The 2 recruit, 1 FTO training model is interesting, and I had never heard of it until I started working in this summer in Boston. Is this a common training program for the rest of EMS?

Seems like a great idea, the two recruits don't shadow their respective roles (driver/attendant), they are actually doing it, instead of trying to figure out how to fit in as the "third."

I hope they have another class soon, more 911 overflows for me!


----------



## Handsome Robb (Nov 4, 2011)

Tigger said:


> Is this a common training program for the rest of EMS?



Not here. TAIs (Temporary Authorized Intermediates) ride as a 3rd on the truck acting as the I. The main I on the truck is just there for backup if the TAI freaks out. TAI is 4 weeks in length + 2 days of classroom stuff prior to the field + a 3 day orientation.

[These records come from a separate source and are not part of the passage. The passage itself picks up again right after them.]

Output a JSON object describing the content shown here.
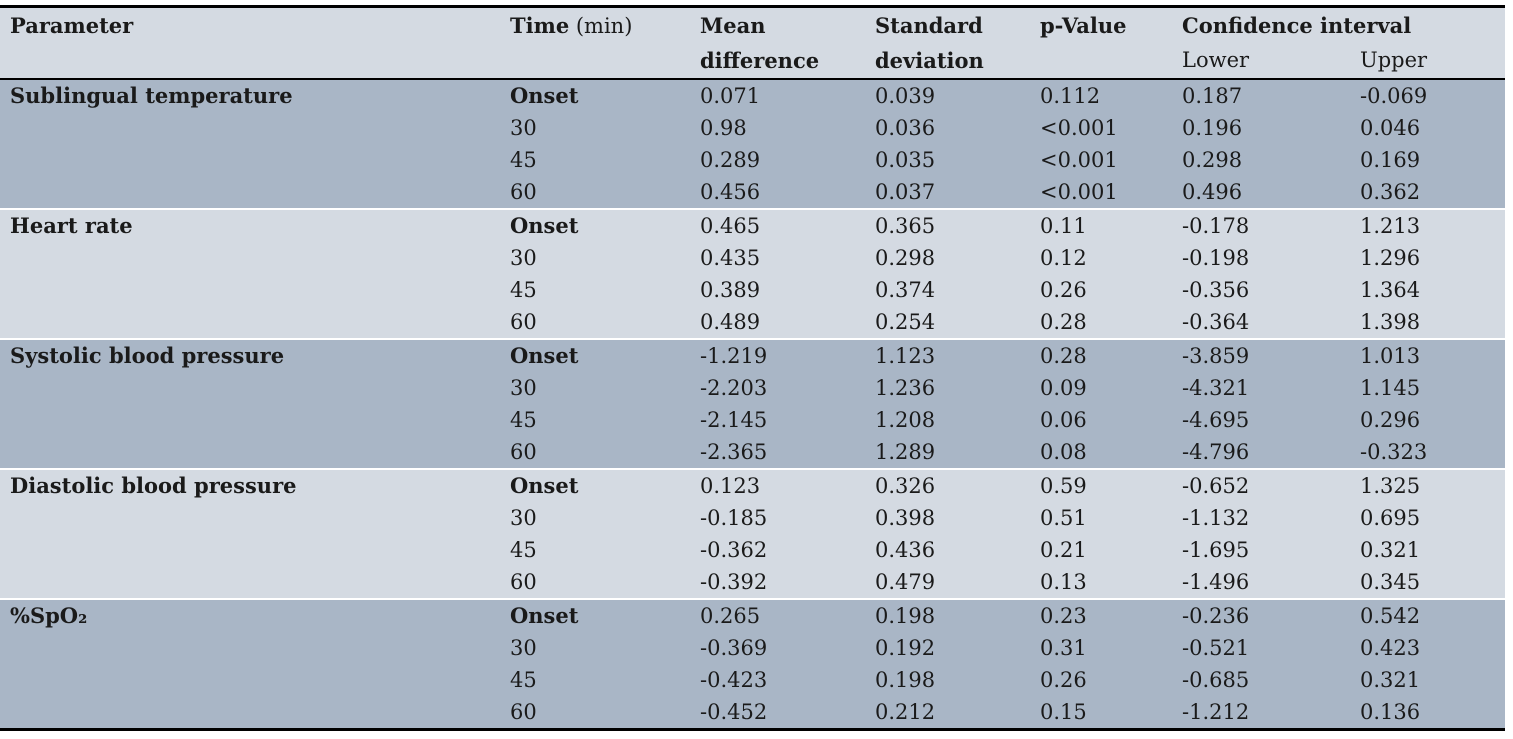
{
  "colors": {
    "band_dark": "#a9b6c6",
    "band_light": "#d4dae2",
    "header_bg": "#d4dae2",
    "border_black": "#000000",
    "separator_white": "#ffffff",
    "text": "#1a1a1a"
  },
  "table": {
    "header": {
      "parameter": "Parameter",
      "time_bold": "Time",
      "time_unit": " (min)",
      "mean_line1": "Mean",
      "mean_line2": "difference",
      "sd_line1": "Standard",
      "sd_line2": "deviation",
      "p_value": "p-Value",
      "ci": "Confidence interval",
      "ci_lower": "Lower",
      "ci_upper": "Upper"
    },
    "groups": [
      {
        "parameter": "Sublingual temperature",
        "rows": [
          {
            "time": "Onset",
            "mean": "0.071",
            "sd": "0.039",
            "p": "0.112",
            "lower": "0.187",
            "upper": "-0.069"
          },
          {
            "time": "30",
            "mean": "0.98",
            "sd": "0.036",
            "p": "<0.001",
            "lower": "0.196",
            "upper": "0.046"
          },
          {
            "time": "45",
            "mean": "0.289",
            "sd": "0.035",
            "p": "<0.001",
            "lower": "0.298",
            "upper": "0.169"
          },
          {
            "time": "60",
            "mean": "0.456",
            "sd": "0.037",
            "p": "<0.001",
            "lower": "0.496",
            "upper": "0.362"
          }
        ]
      },
      {
        "parameter": "Heart rate",
        "rows": [
          {
            "time": "Onset",
            "mean": "0.465",
            "sd": "0.365",
            "p": "0.11",
            "lower": "-0.178",
            "upper": "1.213"
          },
          {
            "time": "30",
            "mean": "0.435",
            "sd": "0.298",
            "p": "0.12",
            "lower": "-0.198",
            "upper": "1.296"
          },
          {
            "time": "45",
            "mean": "0.389",
            "sd": "0.374",
            "p": "0.26",
            "lower": "-0.356",
            "upper": "1.364"
          },
          {
            "time": "60",
            "mean": "0.489",
            "sd": "0.254",
            "p": "0.28",
            "lower": "-0.364",
            "upper": "1.398"
          }
        ]
      },
      {
        "parameter": "Systolic blood pressure",
        "rows": [
          {
            "time": "Onset",
            "mean": "-1.219",
            "sd": "1.123",
            "p": "0.28",
            "lower": "-3.859",
            "upper": "1.013"
          },
          {
            "time": "30",
            "mean": "-2.203",
            "sd": "1.236",
            "p": "0.09",
            "lower": "-4.321",
            "upper": "1.145"
          },
          {
            "time": "45",
            "mean": "-2.145",
            "sd": "1.208",
            "p": "0.06",
            "lower": "-4.695",
            "upper": "0.296"
          },
          {
            "time": "60",
            "mean": "-2.365",
            "sd": "1.289",
            "p": "0.08",
            "lower": "-4.796",
            "upper": "-0.323"
          }
        ]
      },
      {
        "parameter": "Diastolic blood pressure",
        "rows": [
          {
            "time": "Onset",
            "mean": "0.123",
            "sd": "0.326",
            "p": "0.59",
            "lower": "-0.652",
            "upper": "1.325"
          },
          {
            "time": "30",
            "mean": "-0.185",
            "sd": "0.398",
            "p": "0.51",
            "lower": "-1.132",
            "upper": "0.695"
          },
          {
            "time": "45",
            "mean": "-0.362",
            "sd": "0.436",
            "p": "0.21",
            "lower": "-1.695",
            "upper": "0.321"
          },
          {
            "time": "60",
            "mean": "-0.392",
            "sd": "0.479",
            "p": "0.13",
            "lower": "-1.496",
            "upper": "0.345"
          }
        ]
      },
      {
        "parameter": "%SpO₂",
        "rows": [
          {
            "time": "Onset",
            "mean": "0.265",
            "sd": "0.198",
            "p": "0.23",
            "lower": "-0.236",
            "upper": "0.542"
          },
          {
            "time": "30",
            "mean": "-0.369",
            "sd": "0.192",
            "p": "0.31",
            "lower": "-0.521",
            "upper": "0.423"
          },
          {
            "time": "45",
            "mean": "-0.423",
            "sd": "0.198",
            "p": "0.26",
            "lower": "-0.685",
            "upper": "0.321"
          },
          {
            "time": "60",
            "mean": "-0.452",
            "sd": "0.212",
            "p": "0.15",
            "lower": "-1.212",
            "upper": "0.136"
          }
        ]
      }
    ]
  }
}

TAPs (I'll let you figure out what that stands for  ) just ride with an FTO and attend 100% of the calls, so it's a P/P truck. TAP lasts 6-8 weeks + a week of classroom protocol tests, equipment familiarization, scenarios + a 3 day orientation.


----------



## Tigger (Nov 4, 2011)

NVRob said:


> Not here. TAIs (Temporary Authorized Intermediates) ride as a 3rd on the truck acting as the I. The main I on the truck is just there for backup if the TAI freaks out. TAI is 4 weeks in length + 2 days of classroom stuff prior to the field + a 3 day orientation.
> 
> TAPs (I'll let you figure out what that stands for  ) just ride with an FTO and attend 100% of the calls, so it's a P/P truck. TAP lasts 6-8 weeks + a week of classroom protocol tests, equipment familiarization, scenarios + a 3 day orientation.



Yea that's how it is where I am. I love working with an FTO, I do almost nothing but still get to sit in the front seat! If the 3rd rider isn't handling something well the FTO will just ask him to step back and the FTO and I will deal with the rest of the call and then we'll debrief later.


----------